Yunus bunda gelen gülmez
Kişi muradına ermez
Bu fani de kimse kalmaz
Derdim vardır inilerim

Bir gün, rivayet ederler ki odunlarını bağlamış, sırtına alırken, çat dedi ip koptu. İçi sızladı. Akşam oluyordu, neredeyse dergâhta erenler sohbeti başlayacaktı. Öyle düşünürken koca bir yılan geldi, iki büklüm olup önüne yattı. Sanki "odunlarını benimle sar" diye yalvarıyordu. Öyle yaptı. Kaybedecek vakti yoktu. Odunları yığdı bir ilmek attı. Vurdu sırtına. 

Taptuk Emre ve Ana Bacı akşam pencerenin önünde oturuyorlardı. Yunus'un odunları indirdiğini, yılanın ilmeğini açtığını ve koca hayvanın kıvrıla kıvrıla geldiği yere gittiğini gördü. 

Dervişler de ona bakıyorlardı. Ama Yunus etrafından pek habersiz, kendi içine gömülmüş bir tavırla çeşmeye vardı abdest hazırlığına başladı. 

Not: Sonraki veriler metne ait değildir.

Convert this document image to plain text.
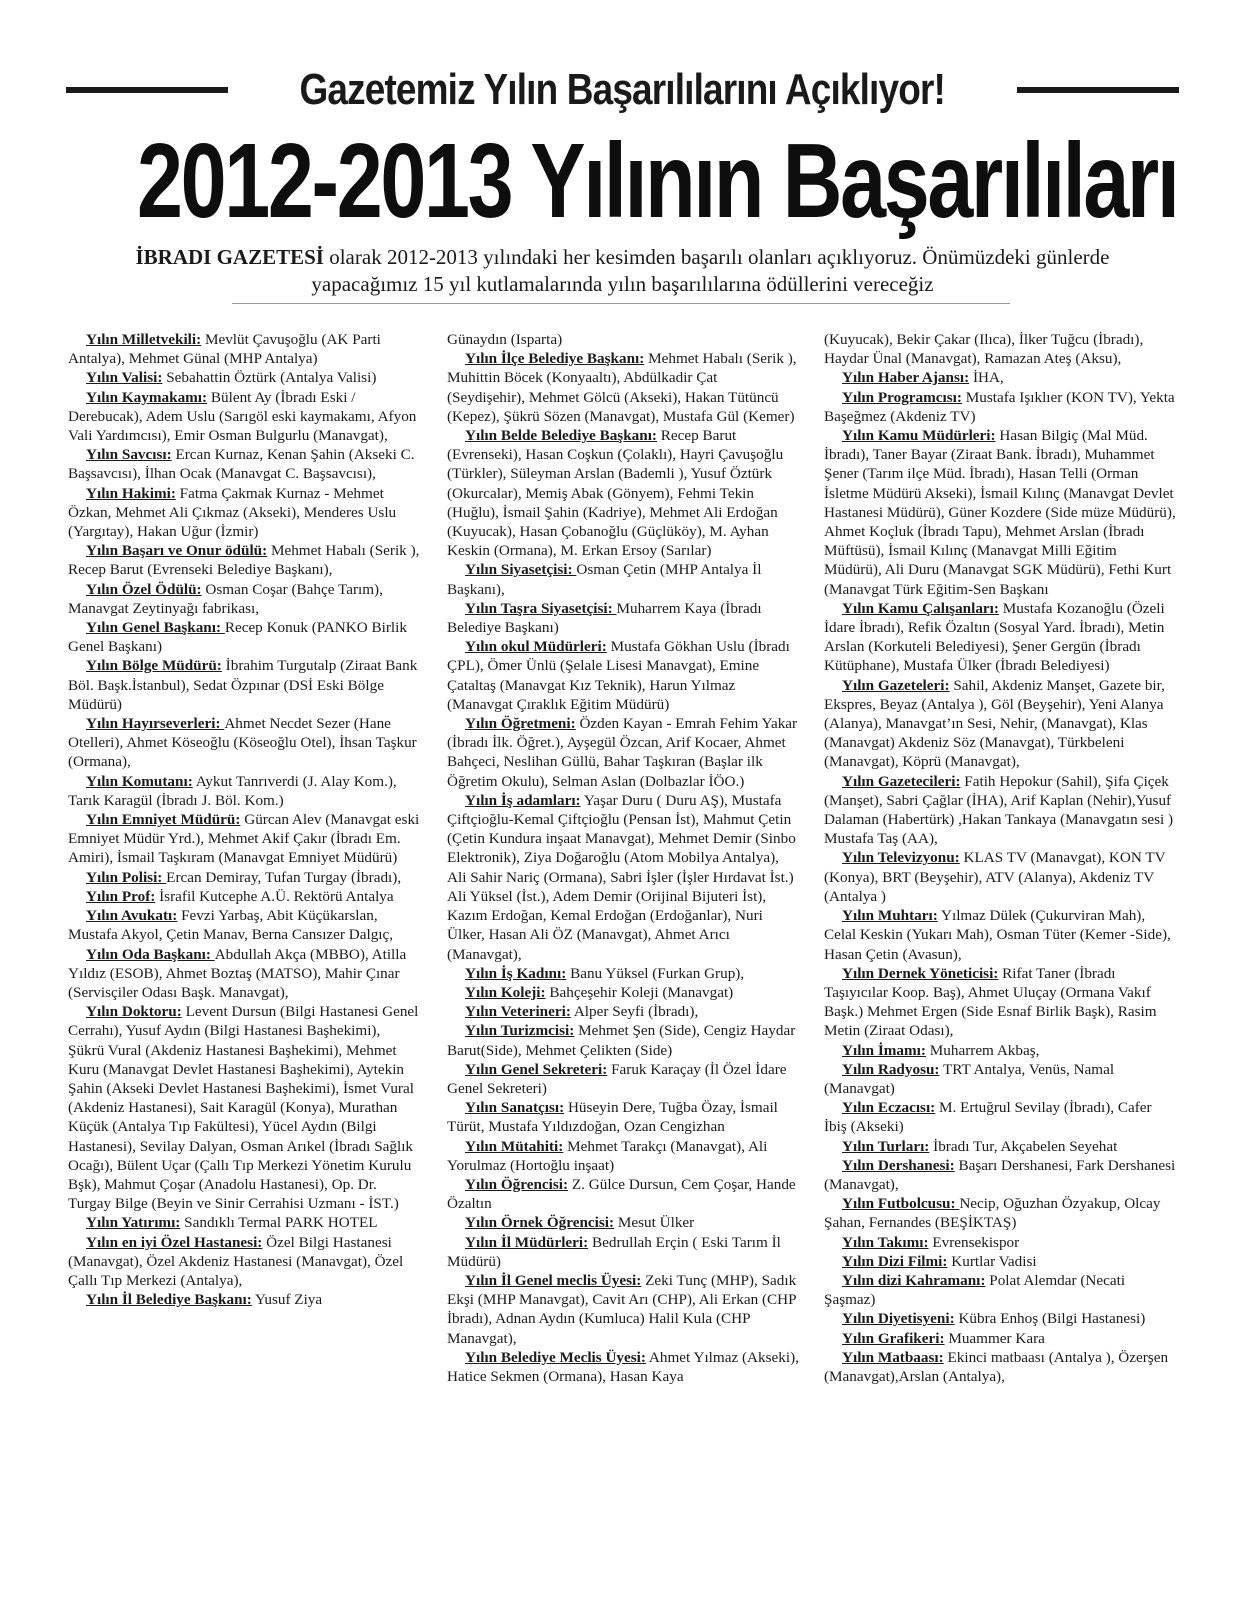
Gazetemiz Yılın Başarılılarını Açıklıyor!
2012-2013 Yılının Başarılıları
İBRADI GAZETESİ olarak 2012-2013 yılındaki her kesimden başarılı olanları açıklıyoruz. Önümüzdeki günlerde
yapacağımız 15 yıl kutlamalarında yılın başarılılarına ödüllerini vereceğiz

Yılın Milletvekili: Mevlüt Çavuşoğlu (AK Parti Antalya), Mehmet Günal (MHP Antalya)

Yılın Valisi: Sebahattin Öztürk (Antalya Valisi)

Yılın Kaymakamı: Bülent Ay (İbradı Eski / Derebucak), Adem Uslu (Sarıgöl eski kaymakamı, Afyon Vali Yardımcısı), Emir Osman Bulgurlu (Manavgat),

Yılın Savcısı: Ercan Kurnaz, Kenan Şahin (Akseki C. Başsavcısı), İlhan Ocak (Manavgat C. Başsavcısı),

Yılın Hakimi: Fatma Çakmak Kurnaz - Mehmet Özkan, Mehmet Ali Çıkmaz (Akseki), Menderes Uslu (Yargıtay), Hakan Uğur (İzmir)

Yılın Başarı ve Onur ödülü: Mehmet Habalı (Serik ), Recep Barut (Evrenseki Belediye Başkanı),

Yılın Özel Ödülü: Osman Coşar (Bahçe Tarım), Manavgat Zeytinyağı fabrikası,

Yılın Genel Başkanı: Recep Konuk (PANKO Birlik Genel Başkanı)

Yılın Bölge Müdürü: İbrahim Turgutalp (Ziraat Bank Böl. Başk.İstanbul), Sedat Özpınar (DSİ Eski Bölge Müdürü)

Yılın Hayırseverleri: Ahmet Necdet Sezer (Hane Otelleri), Ahmet Köseoğlu (Köseoğlu Otel), İhsan Taşkur (Ormana),

Yılın Komutanı: Aykut Tanrıverdi (J. Alay Kom.), Tarık Karagül (İbradı J. Böl. Kom.)

Yılın Emniyet Müdürü: Gürcan Alev (Manavgat eski Emniyet Müdür Yrd.), Mehmet Akif Çakır (İbradı Em. Amiri), İsmail Taşkıram (Manavgat Emniyet Müdürü)

Yılın Polisi: Ercan Demiray, Tufan Turgay (İbradı),

Yılın Prof: İsrafil Kutcephe A.Ü. Rektörü Antalya

Yılın Avukatı: Fevzi Yarbaş, Abit Küçükarslan, Mustafa Akyol, Çetin Manav, Berna Cansızer Dalgıç,

Yılın Oda Başkanı: Abdullah Akça (MBBO), Atilla Yıldız (ESOB), Ahmet Boztaş (MATSO), Mahir Çınar (Servisçiler Odası Başk. Manavgat),

Yılın Doktoru: Levent Dursun (Bilgi Hastanesi Genel Cerrahı), Yusuf Aydın (Bilgi Hastanesi Başhekimi), Şükrü Vural (Akdeniz Hastanesi Başhekimi), Mehmet Kuru (Manavgat Devlet Hastanesi Başhekimi), Aytekin Şahin (Akseki Devlet Hastanesi Başhekimi), İsmet Vural (Akdeniz Hastanesi), Sait Karagül (Konya), Murathan Küçük (Antalya Tıp Fakültesi), Yücel Aydın (Bilgi Hastanesi), Sevilay Dalyan, Osman Arıkel (İbradı Sağlık Ocağı), Bülent Uçar (Çallı Tıp Merkezi Yönetim Kurulu Bşk), Mahmut Çoşar (Anadolu Hastanesi), Op. Dr. Turgay Bilge (Beyin ve Sinir Cerrahisi Uzmanı - İST.)

Yılın Yatırımı: Sandıklı Termal PARK HOTEL

Yılın en iyi Özel Hastanesi: Özel Bilgi Hastanesi (Manavgat), Özel Akdeniz Hastanesi (Manavgat), Özel Çallı Tıp Merkezi (Antalya),

Yılın İl Belediye Başkanı: Yusuf Ziya

Günaydın (Isparta)

Yılın İlçe Belediye Başkanı: Mehmet Habalı (Serik ), Muhittin Böcek (Konyaaltı), Abdülkadir Çat (Seydişehir), Mehmet Gölcü (Akseki), Hakan Tütüncü (Kepez), Şükrü Sözen (Manavgat), Mustafa Gül (Kemer)

Yılın Belde Belediye Başkanı: Recep Barut (Evrenseki), Hasan Coşkun (Çolaklı), Hayri Çavuşoğlu (Türkler), Süleyman Arslan (Bademli ), Yusuf Öztürk (Okurcalar), Memiş Abak (Gönyem), Fehmi Tekin (Huğlu), İsmail Şahin (Kadriye), Mehmet Ali Erdoğan (Kuyucak), Hasan Çobanoğlu (Güçlüköy), M. Ayhan Keskin (Ormana), M. Erkan Ersoy (Sarılar)

Yılın Siyasetçisi: Osman Çetin (MHP Antalya İl Başkanı),

Yılın Taşra Siyasetçisi: Muharrem Kaya (İbradı Belediye Başkanı)

Yılın okul Müdürleri: Mustafa Gökhan Uslu (İbradı ÇPL), Ömer Ünlü (Şelale Lisesi Manavgat), Emine Çataltaş (Manavgat Kız Teknik), Harun Yılmaz (Manavgat Çıraklık Eğitim Müdürü)

Yılın Öğretmeni: Özden Kayan - Emrah Fehim Yakar (İbradı İlk. Öğret.), Ayşegül Özcan, Arif Kocaer, Ahmet Bahçeci, Neslihan Güllü, Bahar Taşkıran (Başlar ilk Öğretim Okulu), Selman Aslan (Dolbazlar İÖO.)

Yılın İş adamları: Yaşar Duru ( Duru AŞ), Mustafa Çiftçioğlu-Kemal Çiftçioğlu (Pensan İst), Mahmut Çetin (Çetin Kundura inşaat Manavgat), Mehmet Demir (Sinbo Elektronik), Ziya Doğaroğlu (Atom Mobilya Antalya), Ali Sahir Nariç (Ormana), Sabri İşler (İşler Hırdavat İst.) Ali Yüksel (İst.), Adem Demir (Orijinal Bijuteri İst), Kazım Erdoğan, Kemal Erdoğan (Erdoğanlar), Nuri Ülker, Hasan Ali ÖZ (Manavgat), Ahmet Arıcı (Manavgat),

Yılın İş Kadını: Banu Yüksel (Furkan Grup),

Yılın Koleji: Bahçeşehir Koleji (Manavgat)

Yılın Veterineri: Alper Seyfi (İbradı),

Yılın Turizmcisi: Mehmet Şen (Side), Cengiz Haydar Barut(Side), Mehmet Çelikten (Side)

Yılın Genel Sekreteri: Faruk Karaçay (İl Özel İdare Genel Sekreteri)

Yılın Sanatçısı: Hüseyin Dere, Tuğba Özay, İsmail Türüt, Mustafa Yıldızdoğan, Ozan Cengizhan

Yılın Mütahiti: Mehmet Tarakçı (Manavgat), Ali Yorulmaz (Hortoğlu inşaat)

Yılın Öğrencisi: Z. Gülce Dursun, Cem Çoşar, Hande Özaltın

Yılın Örnek Öğrencisi: Mesut Ülker

Yılın İl Müdürleri: Bedrullah Erçin ( Eski Tarım İl Müdürü)

Yılın İl Genel meclis Üyesi: Zeki Tunç (MHP), Sadık Ekşi (MHP Manavgat), Cavit Arı (CHP), Ali Erkan (CHP İbradı), Adnan Aydın (Kumluca) Halil Kula (CHP Manavgat),

Yılın Belediye Meclis Üyesi: Ahmet Yılmaz (Akseki), Hatice Sekmen (Ormana), Hasan Kaya

(Kuyucak), Bekir Çakar (Ilıca), İlker Tuğcu (İbradı), Haydar Ünal (Manavgat), Ramazan Ateş (Aksu),

Yılın Haber Ajansı: İHA,

Yılın Programcısı: Mustafa Işıklıer (KON TV), Yekta Başeğmez (Akdeniz TV)

Yılın Kamu Müdürleri: Hasan Bilgiç (Mal Müd. İbradı), Taner Bayar (Ziraat Bank. İbradı), Muhammet Şener (Tarım ilçe Müd. İbradı), Hasan Telli (Orman İsletme Müdürü Akseki), İsmail Kılınç (Manavgat Devlet Hastanesi Müdürü), Güner Kozdere (Side müze Müdürü), Ahmet Koçluk (İbradı Tapu), Mehmet Arslan (İbradı Müftüsü), İsmail Kılınç (Manavgat Milli Eğitim Müdürü), Ali Duru (Manavgat SGK Müdürü), Fethi Kurt (Manavgat Türk Eğitim-Sen Başkanı

Yılın Kamu Çalışanları: Mustafa Kozanoğlu (Özeli İdare İbradı), Refik Özaltın (Sosyal Yard. İbradı), Metin Arslan (Korkuteli Belediyesi), Şener Gergün (İbradı Kütüphane), Mustafa Ülker (İbradı Belediyesi)

Yılın Gazeteleri: Sahil, Akdeniz Manşet, Gazete bir, Ekspres, Beyaz (Antalya ), Göl (Beyşehir), Yeni Alanya (Alanya), Manavgat’ın Sesi, Nehir, (Manavgat), Klas (Manavgat) Akdeniz Söz (Manavgat), Türkbeleni (Manavgat), Köprü (Manavgat),

Yılın Gazetecileri: Fatih Hepokur (Sahil), Şifa Çiçek (Manşet), Sabri Çağlar (İHA), Arif Kaplan (Nehir),Yusuf Dalaman (Habertürk) ,Hakan Tankaya (Manavgatın sesi ) Mustafa Taş (AA),

Yılın Televizyonu: KLAS TV (Manavgat), KON TV (Konya), BRT (Beyşehir), ATV (Alanya), Akdeniz TV (Antalya )

Yılın Muhtarı: Yılmaz Dülek (Çukurviran Mah), Celal Keskin (Yukarı Mah), Osman Tüter (Kemer -Side), Hasan Çetin (Avasun),

Yılın Dernek Yöneticisi: Rifat Taner (İbradı Taşıyıcılar Koop. Baş), Ahmet Uluçay (Ormana Vakıf Başk.) Mehmet Ergen (Side Esnaf Birlik Başk), Rasim Metin (Ziraat Odası),

Yılın İmamı: Muharrem Akbaş,

Yılın Radyosu: TRT Antalya, Venüs, Namal (Manavgat)

Yılın Eczacısı: M. Ertuğrul Sevilay (İbradı), Cafer İbiş (Akseki)

Yılın Turları: İbradı Tur, Akçabelen Seyehat

Yılın Dershanesi: Başarı Dershanesi, Fark Dershanesi (Manavgat),

Yılın Futbolcusu: Necip, Oğuzhan Özyakup, Olcay Şahan, Fernandes (BEŞİKTAŞ)

Yılın Takımı: Evrensekispor

Yılın Dizi Filmi: Kurtlar Vadisi

Yılın dizi Kahramanı: Polat Alemdar (Necati Şaşmaz)

Yılın Diyetisyeni: Kübra Enhoş (Bilgi Hastanesi)

Yılın Grafikeri: Muammer Kara

Yılın Matbaası: Ekinci matbaası (Antalya ), Özerşen (Manavgat),Arslan (Antalya),
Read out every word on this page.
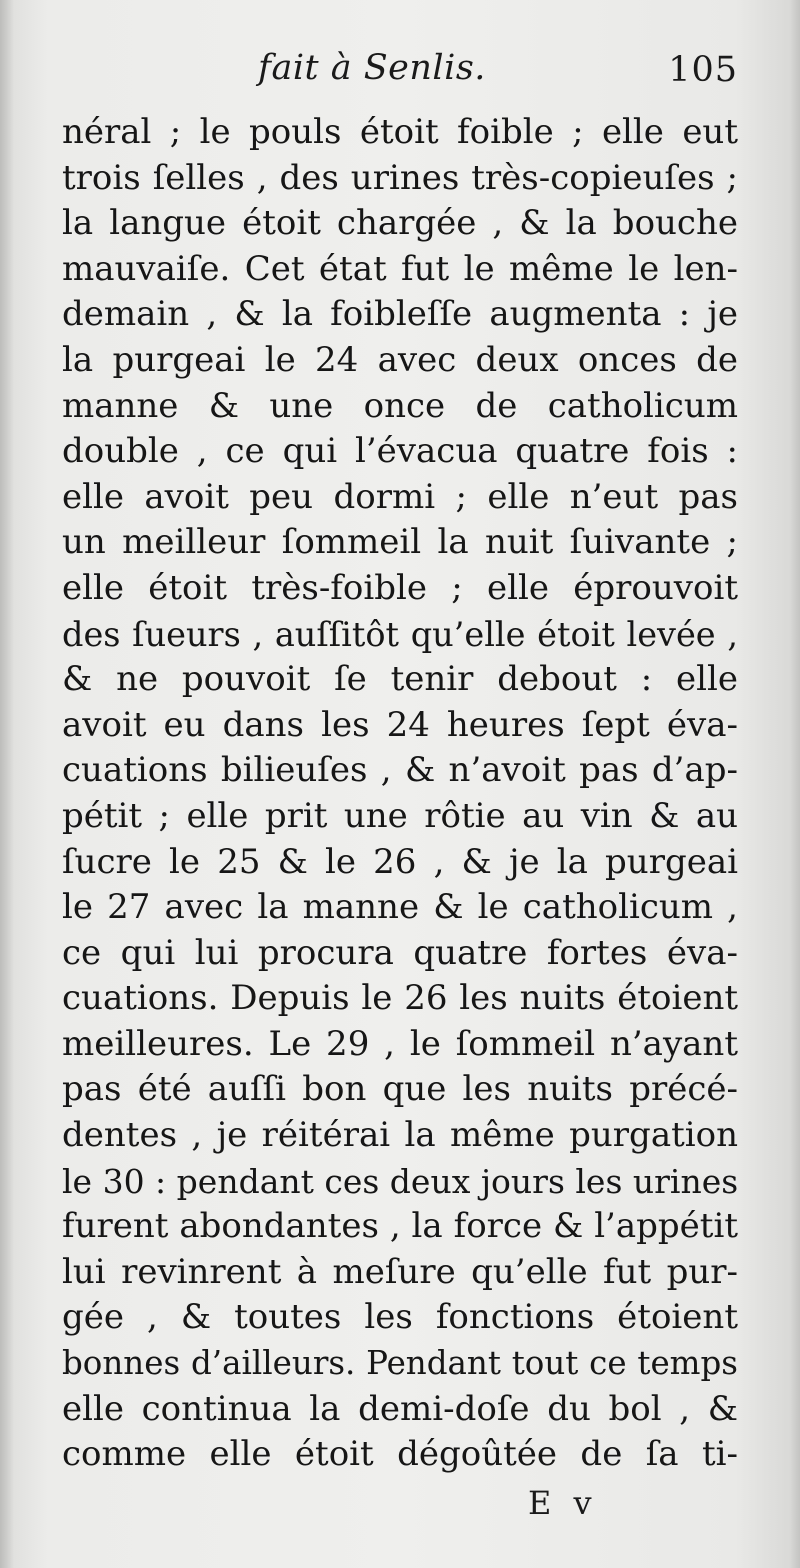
fait à Senlis.	105
néral ; le pouls étoit foible ; elle eut
trois ſelles , des urines très-copieuſes ;
la langue étoit chargée , & la bouche
mauvaiſe. Cet état fut le même le len-
demain , & la foibleſſe augmenta : je
la purgeai le 24 avec deux onces de
manne & une once de catholicum
double , ce qui l’évacua quatre fois :
elle avoit peu dormi ; elle n’eut pas
un meilleur ſommeil la nuit ſuivante ;
elle étoit très-foible ; elle éprouvoit
des ſueurs , auſſitôt qu’elle étoit levée ,
& ne pouvoit ſe tenir debout : elle
avoit eu dans les 24 heures ſept éva-
cuations bilieuſes , & n’avoit pas d’ap-
pétit ; elle prit une rôtie au vin & au
ſucre le 25 & le 26 , & je la purgeai
le 27 avec la manne & le catholicum ,
ce qui lui procura quatre fortes éva-
cuations. Depuis le 26 les nuits étoient
meilleures. Le 29 , le ſommeil n’ayant
pas été auſſi bon que les nuits précé-
dentes , je réitérai la même purgation
le 30 : pendant ces deux jours les urines
furent abondantes , la force & l’appétit
lui revinrent à meſure qu’elle fut pur-
gée , & toutes les fonctions étoient
bonnes d’ailleurs. Pendant tout ce temps
elle continua la demi-doſe du bol , &
comme elle étoit dégoûtée de ſa ti-
E v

Tapduk Emre, Ana Bacı'ya doğru döndü: "Bak kadınım! İki aslan bir yerde olmaz, Bu Yunus'u artık kendi kendinden haberdar etmeli. Seyahat vermeli ona!" dedi. Ana Bacı Yunus'u oğlu gibi seviyordu. Yüreği Sızım sızım sızladı. Neylesin ki emir büyük yerdendi.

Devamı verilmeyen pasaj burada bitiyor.